Log back in to the Nexus web UI, click Browse, then navigate to the thirdparty repository.
This Maven plugin is now available for anyone and can be incorporated in your builds.

Install Jenkins

From the Jenkins web page, download Jenkins.
Download the appropriate version for your environment.
Before starting the installation, verify that you have installed a Java JDK, and set your JAVA_HOME and PATH, then follow the Jenkins documentation on Installing Jenkins on Red Hat distributions.

Install Jenkins plugins

After installing Jenkins with the default setup, log in and install additional plugins.
Click Manage Jenkins then select Manage Plugins.
Click the Available tab.
Select and install the following plugins: Bitbucket, GitLab, Pipeline, Build Pipeline, Green Balls, Publish Over SSH, SSH, and Workspace Cleanup.

Configuring Jenkins

Navigate to the Jenkins main page.
Click Manage Jenkins, then Global Tool Configuration.
Click JDK > JDK installations, fill in Name and JAVA_HOME, as it is set up on your CI server, then Save.
Click Git, fill in the Name and Path to Git executable where Git is installed on your CI server, then Save.
Click Maven installations, fill in the Name and MAVEN_HOME of your CI server, then Save.
You are all set to start building a Jenkins CI Pipeline. You will specify your Bitbucket credential within your Jenkins Jobs.
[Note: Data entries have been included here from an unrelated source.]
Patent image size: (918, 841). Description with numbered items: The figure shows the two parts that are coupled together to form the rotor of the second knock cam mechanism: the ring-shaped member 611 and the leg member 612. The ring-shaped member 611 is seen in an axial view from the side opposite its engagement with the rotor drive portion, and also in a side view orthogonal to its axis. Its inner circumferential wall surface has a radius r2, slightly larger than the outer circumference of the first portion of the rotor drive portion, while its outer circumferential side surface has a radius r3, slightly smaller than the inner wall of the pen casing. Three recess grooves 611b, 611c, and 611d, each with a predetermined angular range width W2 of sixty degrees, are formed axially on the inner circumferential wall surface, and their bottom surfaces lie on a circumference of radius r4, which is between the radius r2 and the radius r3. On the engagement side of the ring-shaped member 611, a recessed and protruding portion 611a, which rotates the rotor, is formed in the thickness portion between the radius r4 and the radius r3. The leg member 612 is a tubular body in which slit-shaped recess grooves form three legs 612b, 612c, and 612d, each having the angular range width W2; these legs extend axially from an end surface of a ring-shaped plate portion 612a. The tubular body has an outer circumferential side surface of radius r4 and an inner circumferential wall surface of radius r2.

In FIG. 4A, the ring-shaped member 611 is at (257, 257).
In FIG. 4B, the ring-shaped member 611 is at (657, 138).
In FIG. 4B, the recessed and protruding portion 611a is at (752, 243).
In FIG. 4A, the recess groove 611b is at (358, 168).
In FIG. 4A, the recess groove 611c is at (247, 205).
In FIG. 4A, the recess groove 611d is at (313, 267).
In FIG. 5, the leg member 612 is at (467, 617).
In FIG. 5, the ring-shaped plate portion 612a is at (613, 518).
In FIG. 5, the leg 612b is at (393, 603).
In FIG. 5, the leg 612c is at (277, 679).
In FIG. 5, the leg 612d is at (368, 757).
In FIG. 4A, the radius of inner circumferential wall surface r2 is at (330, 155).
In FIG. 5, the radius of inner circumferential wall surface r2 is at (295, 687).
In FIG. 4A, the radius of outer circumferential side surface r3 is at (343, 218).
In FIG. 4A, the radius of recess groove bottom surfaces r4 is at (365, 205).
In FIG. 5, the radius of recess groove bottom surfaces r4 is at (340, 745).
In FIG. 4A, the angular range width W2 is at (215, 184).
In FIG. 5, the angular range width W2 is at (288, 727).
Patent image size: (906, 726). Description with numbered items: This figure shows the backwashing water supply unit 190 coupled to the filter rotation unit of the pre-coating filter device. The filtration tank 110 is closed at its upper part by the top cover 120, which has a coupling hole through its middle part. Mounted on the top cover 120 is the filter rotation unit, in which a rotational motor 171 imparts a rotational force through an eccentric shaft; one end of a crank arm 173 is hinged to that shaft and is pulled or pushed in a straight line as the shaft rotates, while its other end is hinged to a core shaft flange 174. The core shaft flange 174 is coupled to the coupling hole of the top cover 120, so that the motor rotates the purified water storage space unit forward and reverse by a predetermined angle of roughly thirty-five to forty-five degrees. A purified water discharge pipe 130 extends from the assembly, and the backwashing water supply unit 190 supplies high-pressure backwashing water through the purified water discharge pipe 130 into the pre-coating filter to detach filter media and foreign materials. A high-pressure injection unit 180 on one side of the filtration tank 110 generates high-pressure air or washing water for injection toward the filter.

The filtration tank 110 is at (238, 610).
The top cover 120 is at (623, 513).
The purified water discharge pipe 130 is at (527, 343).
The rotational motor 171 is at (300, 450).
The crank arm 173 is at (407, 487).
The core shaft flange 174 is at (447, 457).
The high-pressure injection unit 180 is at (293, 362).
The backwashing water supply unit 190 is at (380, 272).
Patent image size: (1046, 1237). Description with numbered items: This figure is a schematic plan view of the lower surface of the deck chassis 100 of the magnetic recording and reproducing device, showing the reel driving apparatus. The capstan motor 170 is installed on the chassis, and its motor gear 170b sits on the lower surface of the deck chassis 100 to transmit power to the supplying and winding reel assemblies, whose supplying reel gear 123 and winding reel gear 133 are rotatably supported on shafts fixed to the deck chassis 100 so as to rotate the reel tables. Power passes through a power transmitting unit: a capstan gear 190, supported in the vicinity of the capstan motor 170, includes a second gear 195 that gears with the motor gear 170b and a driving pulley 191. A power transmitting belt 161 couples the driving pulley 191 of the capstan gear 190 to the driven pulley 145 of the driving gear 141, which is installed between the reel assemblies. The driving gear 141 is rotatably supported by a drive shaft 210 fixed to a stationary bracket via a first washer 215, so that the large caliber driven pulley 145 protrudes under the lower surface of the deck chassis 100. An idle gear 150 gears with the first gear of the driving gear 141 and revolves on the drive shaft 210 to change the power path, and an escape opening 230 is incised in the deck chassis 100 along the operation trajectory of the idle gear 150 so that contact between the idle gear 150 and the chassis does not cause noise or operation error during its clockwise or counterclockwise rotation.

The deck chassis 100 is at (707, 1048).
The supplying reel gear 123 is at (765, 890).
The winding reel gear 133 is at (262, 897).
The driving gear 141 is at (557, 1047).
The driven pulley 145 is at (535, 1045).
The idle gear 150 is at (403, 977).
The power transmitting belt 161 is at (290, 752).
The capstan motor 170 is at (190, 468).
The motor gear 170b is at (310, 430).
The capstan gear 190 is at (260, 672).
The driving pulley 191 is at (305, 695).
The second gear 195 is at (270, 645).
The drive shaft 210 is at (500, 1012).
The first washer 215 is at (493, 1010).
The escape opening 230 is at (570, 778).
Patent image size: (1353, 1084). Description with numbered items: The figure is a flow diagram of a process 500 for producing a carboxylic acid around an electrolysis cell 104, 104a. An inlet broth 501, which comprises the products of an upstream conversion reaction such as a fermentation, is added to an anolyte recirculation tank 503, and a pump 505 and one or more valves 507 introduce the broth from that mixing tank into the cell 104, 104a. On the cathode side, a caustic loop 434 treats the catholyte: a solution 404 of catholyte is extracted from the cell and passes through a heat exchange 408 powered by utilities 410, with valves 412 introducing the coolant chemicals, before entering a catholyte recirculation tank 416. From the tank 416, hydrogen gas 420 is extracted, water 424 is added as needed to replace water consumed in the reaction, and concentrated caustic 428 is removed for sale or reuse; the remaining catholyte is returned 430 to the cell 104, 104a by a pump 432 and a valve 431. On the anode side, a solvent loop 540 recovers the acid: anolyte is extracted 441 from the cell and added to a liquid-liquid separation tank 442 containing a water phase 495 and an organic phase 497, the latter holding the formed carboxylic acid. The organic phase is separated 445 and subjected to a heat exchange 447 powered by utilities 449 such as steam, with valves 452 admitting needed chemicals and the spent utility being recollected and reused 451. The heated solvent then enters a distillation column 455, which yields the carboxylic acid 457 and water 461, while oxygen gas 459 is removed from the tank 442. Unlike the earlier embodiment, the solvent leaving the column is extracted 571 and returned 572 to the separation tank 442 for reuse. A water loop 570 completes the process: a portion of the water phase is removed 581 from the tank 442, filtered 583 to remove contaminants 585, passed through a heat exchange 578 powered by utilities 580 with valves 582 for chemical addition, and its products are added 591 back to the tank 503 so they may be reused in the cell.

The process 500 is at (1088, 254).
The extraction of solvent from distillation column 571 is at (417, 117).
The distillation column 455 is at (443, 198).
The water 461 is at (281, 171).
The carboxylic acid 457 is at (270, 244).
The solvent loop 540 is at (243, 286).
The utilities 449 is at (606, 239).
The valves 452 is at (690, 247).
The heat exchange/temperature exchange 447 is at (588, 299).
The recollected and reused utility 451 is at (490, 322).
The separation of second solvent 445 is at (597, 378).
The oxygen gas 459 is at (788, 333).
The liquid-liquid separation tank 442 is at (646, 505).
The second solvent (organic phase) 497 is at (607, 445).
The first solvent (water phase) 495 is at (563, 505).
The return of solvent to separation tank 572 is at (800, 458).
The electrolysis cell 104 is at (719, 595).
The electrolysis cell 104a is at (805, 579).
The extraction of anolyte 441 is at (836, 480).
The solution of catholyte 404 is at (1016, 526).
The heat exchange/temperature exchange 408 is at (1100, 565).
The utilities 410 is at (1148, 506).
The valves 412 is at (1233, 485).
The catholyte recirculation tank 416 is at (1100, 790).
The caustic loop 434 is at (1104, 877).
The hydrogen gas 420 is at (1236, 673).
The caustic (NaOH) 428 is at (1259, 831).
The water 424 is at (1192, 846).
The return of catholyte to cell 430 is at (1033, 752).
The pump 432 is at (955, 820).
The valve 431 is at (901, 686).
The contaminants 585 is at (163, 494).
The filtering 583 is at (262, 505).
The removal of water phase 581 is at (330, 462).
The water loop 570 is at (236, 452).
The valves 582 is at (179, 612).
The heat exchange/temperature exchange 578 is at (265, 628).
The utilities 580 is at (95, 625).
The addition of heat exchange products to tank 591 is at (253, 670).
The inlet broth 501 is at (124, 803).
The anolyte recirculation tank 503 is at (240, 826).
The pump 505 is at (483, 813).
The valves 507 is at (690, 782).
Create a Jenkins CI Pipeline

Add a Bitbucket webhook

Login to Bitbucket.
Select your repository.
Click Settings.
From WORKFLOW select Webhooks.
Click Add webhook, specify a title, and build the URL as follows: http://PUBLIC IP of JENKINS:8080/bitbucket-hook/. Configure the remaining options as shown below, then Save.
To the right of your webhook, click View requests.
Go back into Studio and make a small change to your Job, for example, change the name of a component, then push the change to Git, come back to the Bitbucket webhooks request, and make sure that the webhook is working.

Compile

Go to Jenkins main page and select New Item.
Enter the Job name: 01_BitBucket_Compile, select Maven Project, click OK.
Scroll down to Source Code Management, select Git, enter your Repository URL, add your credentials, and specify the branch, for example, */master.
Scroll down to Build Trigger, then select Build when a change is pushed to BitBucket.
Scroll down to Build Environment, then select Delete workspaces before starts.
Scroll down to Build, and complete the first section as shown below: add the Root POM of your Talend project, define your Maven Goals and options, and point to your cmdline instance for MAVEN_OPTS.
Complete the section as shown below: locate your maven_user_settings.xml file.
Click Save. Your first Jenkins Job is complete.
To run it manually, click the green arrow with a clock, on the right side of the screen.
Click the console output to see the results, and you should end up with the status: Finished: SUCCESS.
As you did earlier, make a small change to your Job from the Studio, push the modification to Git, and make sure that the compile of the Jenkins Job has been triggered.

Test

Create a new Maven project, name it 02_Test, scroll down to Build Triggers, configure the project as shown below:
Set up the Build Environment:
Configure Build as shown below, then click Save:

Package

Create a new Maven project, name it 03_Package, scroll down to Build Triggers, and configure the project as shown below:
Set up the Build Environment:
Configure Build as shown below, then click Save:

Install

Create a new Maven project, name it 04_Install, scroll down to Build Triggers, and configure the project as shown below:
Set up the Build Environment:
Configure Build as shown below, then click Save:
Create a new Maven project, name it 05_Deploy, scroll down to Build Triggers, and configure the project as shown below:
Set up the Build Environment:

Configure Build as shown below, then click Save:

MAVEN_OPTS:

-Dproduct.path=/opt/cmdline
-Dgeneration.type=local
-DaltDeploymentRepository=snapshots::default::http://YOUR NEXUS PUBLIC IP:8081/repository/ben_snapshots/

Create a new Pipeline view from the Jenkins main page by clicking the plus [+] sign next to the tabs.
Give it a name, Pipeline View, select Build Pipeline View, then OK.
Specify the Pipeline Flow, as shown below. Keep the rest of the default settings. Click OK.
Run the first job manually, or make a small change to your Talend Job, and push the update to Bitbucket. Click the Pipeline view you just created.
Make sure that your pipeline ran successfully, and check your repository to confirm that your Talend Job has deployed.

Show Less

0

2428

Official Support Articles

'Problem with connection to Integration Cloud' error when testing the connectio...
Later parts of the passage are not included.